What's that thing in the front yard? Is it a body? Should I go check? I really should. Days can pass like this. Eventually, I just get tired of thinking about it.
So it is with street names.
When I was writing COUNTRY HARDBALL, I'd try to keep going when the Doubt Dingo would start circling, asking whether I had the place right, the name right, the street right. The DD would tell me to stop and look it up. I'd need to get the name of the street correct. I couldn't say Highway 58 if it was really Highway 85, after all.
People would read this and tell me I was wrong. People would post on Amazon how I'd gotten the name of a restaurant wrong, the mascot for a team wrong. The Doubt Dingo continued to circle, barking at me to stop, to research while I was writing. Man, I hate that damn dog.
Most of the time, I'd just power through and figure I'd come back and track down the pesky bits later. And I would.
In re-reading the manuscript for the 37th time recently, I was again visited by the Dingo of Doubt. Science would suggest that substantial amounts of alcohol would be enough to drown him, but I haven't found the right balance. Or my own after enough of it.
Anyhoo, I realized that if you're using my book to drive through the backwoods of Arkansas, then you're probably a complete dumbass I don't need to worry about.
My novel isn't a damn Rand McNally Road Atlas. It isn't a wikipedia article on handguns.

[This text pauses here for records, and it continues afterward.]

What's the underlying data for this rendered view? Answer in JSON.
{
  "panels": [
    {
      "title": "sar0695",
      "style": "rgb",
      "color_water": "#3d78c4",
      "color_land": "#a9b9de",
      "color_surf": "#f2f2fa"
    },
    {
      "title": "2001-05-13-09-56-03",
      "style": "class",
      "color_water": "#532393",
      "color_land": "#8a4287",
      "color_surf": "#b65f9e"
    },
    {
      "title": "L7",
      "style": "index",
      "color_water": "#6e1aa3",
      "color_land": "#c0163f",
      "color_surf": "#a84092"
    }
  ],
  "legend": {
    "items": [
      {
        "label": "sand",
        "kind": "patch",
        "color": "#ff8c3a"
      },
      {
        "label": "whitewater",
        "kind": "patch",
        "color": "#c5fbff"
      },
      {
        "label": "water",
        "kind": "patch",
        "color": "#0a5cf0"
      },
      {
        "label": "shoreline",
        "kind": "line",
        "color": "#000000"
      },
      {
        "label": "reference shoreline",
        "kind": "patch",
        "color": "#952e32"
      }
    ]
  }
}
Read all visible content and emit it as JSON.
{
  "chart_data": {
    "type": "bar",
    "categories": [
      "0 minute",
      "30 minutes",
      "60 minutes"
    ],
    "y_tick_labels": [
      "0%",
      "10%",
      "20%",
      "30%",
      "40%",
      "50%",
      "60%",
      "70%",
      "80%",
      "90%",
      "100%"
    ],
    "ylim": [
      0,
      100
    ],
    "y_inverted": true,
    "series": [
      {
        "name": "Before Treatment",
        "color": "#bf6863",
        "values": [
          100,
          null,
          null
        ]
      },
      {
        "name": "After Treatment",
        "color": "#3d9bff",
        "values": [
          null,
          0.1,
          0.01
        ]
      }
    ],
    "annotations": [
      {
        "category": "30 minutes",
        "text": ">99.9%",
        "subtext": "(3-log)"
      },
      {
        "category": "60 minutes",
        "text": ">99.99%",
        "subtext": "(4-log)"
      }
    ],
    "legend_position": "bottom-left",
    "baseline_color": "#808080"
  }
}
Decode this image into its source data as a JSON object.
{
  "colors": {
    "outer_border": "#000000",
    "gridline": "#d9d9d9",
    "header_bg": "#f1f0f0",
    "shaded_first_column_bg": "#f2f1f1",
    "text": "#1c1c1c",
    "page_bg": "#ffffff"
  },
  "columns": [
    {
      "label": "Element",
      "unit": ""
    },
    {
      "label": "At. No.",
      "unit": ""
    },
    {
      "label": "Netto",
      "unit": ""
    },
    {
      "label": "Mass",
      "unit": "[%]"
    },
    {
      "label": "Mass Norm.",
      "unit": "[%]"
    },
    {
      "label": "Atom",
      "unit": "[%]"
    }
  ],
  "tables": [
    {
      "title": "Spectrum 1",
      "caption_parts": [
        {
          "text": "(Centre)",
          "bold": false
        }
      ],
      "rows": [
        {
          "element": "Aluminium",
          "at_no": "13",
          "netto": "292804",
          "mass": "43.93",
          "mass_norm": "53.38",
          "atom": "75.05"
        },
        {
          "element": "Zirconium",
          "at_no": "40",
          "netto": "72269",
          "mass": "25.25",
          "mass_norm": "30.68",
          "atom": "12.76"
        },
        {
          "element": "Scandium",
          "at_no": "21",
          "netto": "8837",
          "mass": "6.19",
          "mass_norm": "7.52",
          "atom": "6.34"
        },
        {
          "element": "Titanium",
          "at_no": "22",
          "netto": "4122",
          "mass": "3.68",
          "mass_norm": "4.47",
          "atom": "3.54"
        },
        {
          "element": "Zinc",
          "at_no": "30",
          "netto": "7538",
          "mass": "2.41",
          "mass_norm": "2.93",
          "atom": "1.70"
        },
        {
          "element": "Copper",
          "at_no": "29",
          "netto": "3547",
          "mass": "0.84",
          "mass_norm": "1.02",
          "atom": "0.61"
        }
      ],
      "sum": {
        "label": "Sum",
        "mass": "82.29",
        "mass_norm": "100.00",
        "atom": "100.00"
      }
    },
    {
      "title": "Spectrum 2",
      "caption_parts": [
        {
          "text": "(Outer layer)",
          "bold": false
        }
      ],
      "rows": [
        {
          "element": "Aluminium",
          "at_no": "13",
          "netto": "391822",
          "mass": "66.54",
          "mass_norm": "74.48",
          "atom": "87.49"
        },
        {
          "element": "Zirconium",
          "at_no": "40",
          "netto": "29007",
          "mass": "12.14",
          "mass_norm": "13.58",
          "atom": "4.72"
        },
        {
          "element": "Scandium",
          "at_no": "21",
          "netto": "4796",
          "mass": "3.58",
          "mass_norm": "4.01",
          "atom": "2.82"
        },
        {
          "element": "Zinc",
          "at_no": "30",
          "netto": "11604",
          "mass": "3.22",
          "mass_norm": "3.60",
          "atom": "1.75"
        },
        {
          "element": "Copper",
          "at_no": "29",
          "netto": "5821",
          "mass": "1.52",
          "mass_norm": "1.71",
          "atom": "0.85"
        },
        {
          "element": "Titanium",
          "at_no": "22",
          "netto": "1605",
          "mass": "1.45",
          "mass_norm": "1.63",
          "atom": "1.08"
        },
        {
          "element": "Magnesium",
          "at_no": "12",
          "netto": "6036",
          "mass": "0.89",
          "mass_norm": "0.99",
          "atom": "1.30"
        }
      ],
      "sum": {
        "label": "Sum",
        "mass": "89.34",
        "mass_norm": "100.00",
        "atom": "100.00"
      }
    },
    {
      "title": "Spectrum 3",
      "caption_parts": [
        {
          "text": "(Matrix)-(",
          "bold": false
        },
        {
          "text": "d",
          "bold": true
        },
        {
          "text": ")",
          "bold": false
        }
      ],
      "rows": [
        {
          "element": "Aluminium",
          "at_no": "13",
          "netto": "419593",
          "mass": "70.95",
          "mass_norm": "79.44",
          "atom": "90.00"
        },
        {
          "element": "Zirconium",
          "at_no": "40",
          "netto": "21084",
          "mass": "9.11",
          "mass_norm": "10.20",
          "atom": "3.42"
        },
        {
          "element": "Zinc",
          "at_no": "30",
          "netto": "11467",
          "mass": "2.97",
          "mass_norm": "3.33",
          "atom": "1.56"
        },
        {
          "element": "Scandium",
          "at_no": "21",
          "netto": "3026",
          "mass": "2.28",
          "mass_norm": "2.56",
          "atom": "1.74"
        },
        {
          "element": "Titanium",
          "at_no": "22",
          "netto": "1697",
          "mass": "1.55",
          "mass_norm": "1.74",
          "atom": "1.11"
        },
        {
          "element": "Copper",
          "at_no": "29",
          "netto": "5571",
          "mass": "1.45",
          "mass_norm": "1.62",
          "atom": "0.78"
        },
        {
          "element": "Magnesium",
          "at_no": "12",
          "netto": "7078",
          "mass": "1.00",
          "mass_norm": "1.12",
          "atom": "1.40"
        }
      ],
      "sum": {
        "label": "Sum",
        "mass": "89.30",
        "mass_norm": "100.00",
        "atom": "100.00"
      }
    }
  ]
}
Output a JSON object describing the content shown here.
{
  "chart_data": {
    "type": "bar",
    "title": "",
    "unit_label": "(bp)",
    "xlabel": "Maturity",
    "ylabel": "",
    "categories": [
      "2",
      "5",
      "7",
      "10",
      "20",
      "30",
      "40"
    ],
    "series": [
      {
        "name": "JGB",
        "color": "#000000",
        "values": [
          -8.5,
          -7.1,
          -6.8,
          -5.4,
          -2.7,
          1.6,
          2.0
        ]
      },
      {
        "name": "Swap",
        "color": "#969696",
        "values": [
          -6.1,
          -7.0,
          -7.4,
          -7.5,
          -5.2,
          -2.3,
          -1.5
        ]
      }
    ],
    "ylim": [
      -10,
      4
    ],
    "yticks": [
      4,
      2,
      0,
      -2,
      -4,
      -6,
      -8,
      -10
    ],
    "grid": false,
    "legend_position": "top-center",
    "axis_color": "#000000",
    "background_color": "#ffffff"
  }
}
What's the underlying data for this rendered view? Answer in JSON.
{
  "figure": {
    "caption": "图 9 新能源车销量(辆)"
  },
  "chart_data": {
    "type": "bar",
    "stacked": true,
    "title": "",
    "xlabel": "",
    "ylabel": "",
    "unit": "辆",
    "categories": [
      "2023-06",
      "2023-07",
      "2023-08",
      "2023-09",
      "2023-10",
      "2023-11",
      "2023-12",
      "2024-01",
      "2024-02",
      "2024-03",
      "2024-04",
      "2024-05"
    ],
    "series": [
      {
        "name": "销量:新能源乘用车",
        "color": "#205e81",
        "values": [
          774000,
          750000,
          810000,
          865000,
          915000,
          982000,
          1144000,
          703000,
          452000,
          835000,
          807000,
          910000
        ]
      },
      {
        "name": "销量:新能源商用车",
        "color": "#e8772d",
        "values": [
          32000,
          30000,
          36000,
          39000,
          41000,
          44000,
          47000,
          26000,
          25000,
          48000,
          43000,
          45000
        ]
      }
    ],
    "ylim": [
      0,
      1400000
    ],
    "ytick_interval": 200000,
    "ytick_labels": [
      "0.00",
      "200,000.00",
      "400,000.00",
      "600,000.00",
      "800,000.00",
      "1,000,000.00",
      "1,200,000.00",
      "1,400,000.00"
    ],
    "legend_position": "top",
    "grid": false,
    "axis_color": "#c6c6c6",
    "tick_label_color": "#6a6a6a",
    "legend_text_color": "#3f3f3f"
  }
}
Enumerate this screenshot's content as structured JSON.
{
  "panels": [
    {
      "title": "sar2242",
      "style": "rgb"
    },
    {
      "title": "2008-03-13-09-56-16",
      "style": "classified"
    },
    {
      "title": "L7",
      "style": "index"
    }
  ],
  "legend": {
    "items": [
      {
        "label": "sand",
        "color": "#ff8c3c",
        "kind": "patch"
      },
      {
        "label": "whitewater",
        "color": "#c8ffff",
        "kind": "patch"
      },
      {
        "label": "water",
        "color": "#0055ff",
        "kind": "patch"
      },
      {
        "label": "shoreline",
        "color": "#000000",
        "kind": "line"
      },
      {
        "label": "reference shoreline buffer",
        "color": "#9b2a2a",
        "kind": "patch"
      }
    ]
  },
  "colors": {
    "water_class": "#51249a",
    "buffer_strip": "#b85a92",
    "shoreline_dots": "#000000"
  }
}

Did I work on getting all the details right? You're damn right I did. And the folks who worked through each and every page over and over checked things, too. I got notes and questions back. And we fixed all kinds of things I'd screwed up. So, the roads are right, but that's what makes a good story, is it?
But my stories aren't about a building, they're not about a road. They're about the people in those buildings, the people who walk those roads when the sun starts to come up so that they can stand all day behind a damn cash register until it's time to come home at sundown and spend the night trying to figure out which three of the eleven bills they can pay that week. And it's about the other guy from another road who knocks on the door at midnight, saying he's got a $500 job if you don't mind getting your hands a little dirty.
I don't write for cartographers.
If you're reading my book thinking it will help you get to Miller's Laundromat, then you're looking for a journey I can't give you.
No. What I need to do is focus on the people, not the map. Focus on the details of the people, that's what matters. Not whether that gas station on Highway 58 closed in 1998 or 1997. The details about the people, about their struggles, those are the details that matter.
I have to work through the damned dingo barking at me, telling me to stop my momentum, get and and make sure I'm writing about the right highway.
I don't write for dingoes. Bunch of illiterate baby-eaters, anyway.